Escassas são as lembranças da minha infância. A maioria, tal qual paixão, apagou-se com o tempo. Outras, indiferentes, deixaram poucas marcas. Muitas, assim como as mágoas, duraram mais do que deveriam. Apenas algumas guiaram-se pelo amor. Essas jamais se perderam…
“Quando eu era pequenino –
isso mamãe quem me contou –
lá no hospital onde nasci
quando a enfermeira entregou
ao meu papai amado
aquele bebê maravilhoso
ele, todo orgulhoso, e cheio de emoção
quase me deixa cair ao chão.”
A estrofe escrita na aula de Português da quarta série jamais foi compartilhada. O autor – então com 9 anos de idade – orgulhava-se de sua capacidade de criar rimas. A timidez, entretanto, o impedia de mostrá-las. Retraía-se, inseguro. Escrever sobre as reações decorrentes de seu nascimento aquecia-lhe o coração. Que fim teriam levado os sorrisos da criança de olhar expressivo que o desafiava nos porta-retratos?

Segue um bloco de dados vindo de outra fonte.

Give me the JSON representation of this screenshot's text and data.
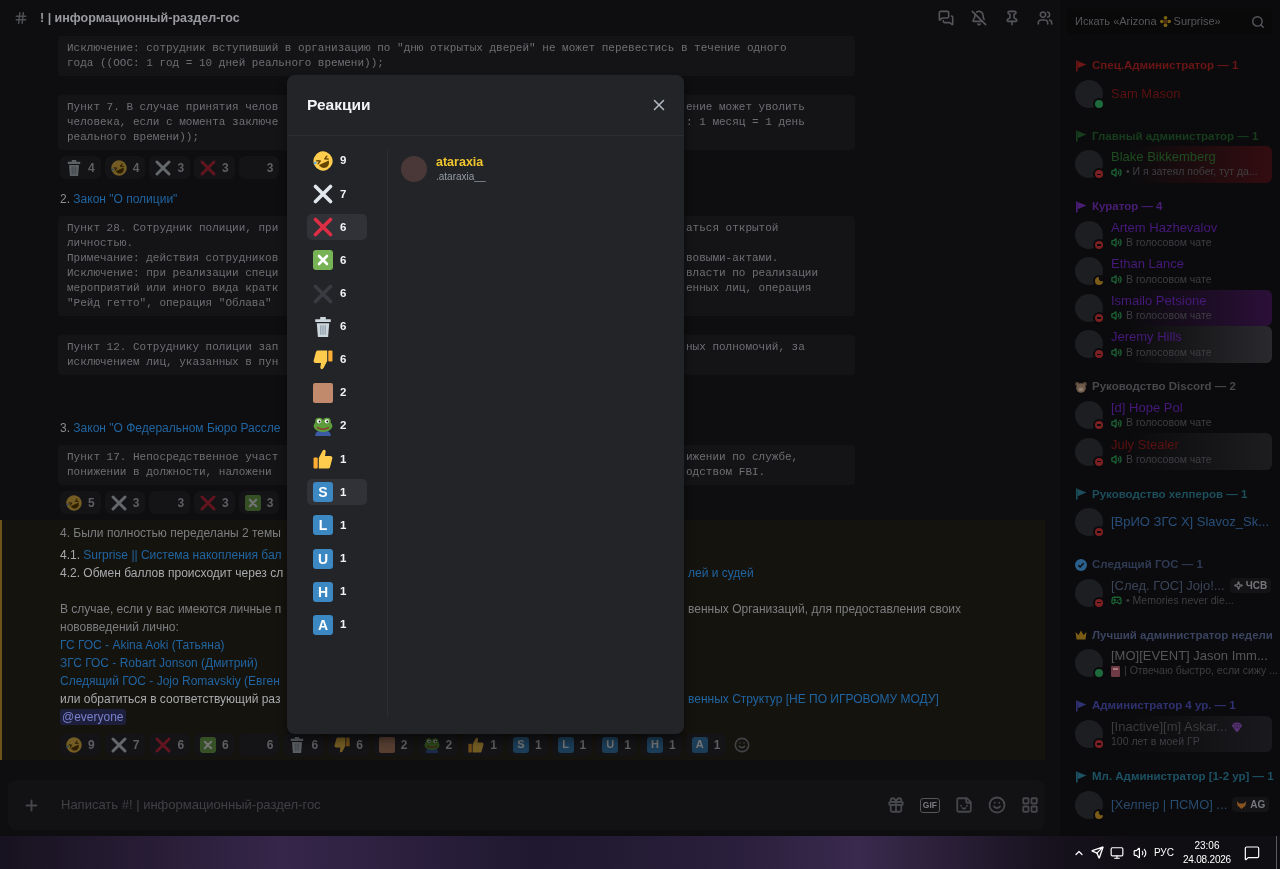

Não sabia o que esperar da vida, mas jurou, um dia, experimentar as mesmas sensações vividas por seu pai.
Passaram-se muitos anos desde aquela tarde na escola. O inverno se aproximava e ajudava a ansiedade a gelar minhas mãos. Prestes a viver o êxtase de carregar meu filho nos braços, acreditava que a paternidade me abraçaria primeiro.
Mãos limpas, touca e máscara de proteção, roupas adequadas para o bloco cirúrgico. Estava pronto. Sonhara com aquele momento por toda a vida. Pensei no meu pai na sala de espera, quase tão aflito quanto eu. Se a emoção se repetisse, eu estaria lá para ampará-lo.
Então ele veio. Seu choro alto abafou meu pranto. Na maca, a mais linda das mães sorria lágrimas. Eu chorava gratidão. Tudo acontecia como imaginara. Mas eis que nossos olhares se cruzam no primeiro colo, e me dou conta de que desconheço aquela pessoa. Quem é você, meu filho? Conte-me. Quero amá-lo acima de tudo. Preciso entendê-lo primeiro.
A breve epifania me desnorteou. Onde teria se escondido o amor incondicional que imaginara imediato? Como descrever a obrigação de ter que venerar alguém a quem se é apresentado pela primeira vez?
Um novo choro retirou-me do torpor em que mergulhara. Depois de envolver o bebê em uma manta azul, a enfermeira voltou-se para mim. “Quer levá-lo ao berçário?” – perguntou-me, com um olhar de cumplicidade. Não respondi. Peguei-o firmemente nos braços. Beijei-lhe a testa. Seu pranto cessou.
A imagem do quebra-cabeça se completava. A peça que sobrara não fazia falta alguma. “Seja bem-vindo, Arthur. Tenho o palpite de que vamos nos dar muito bem”.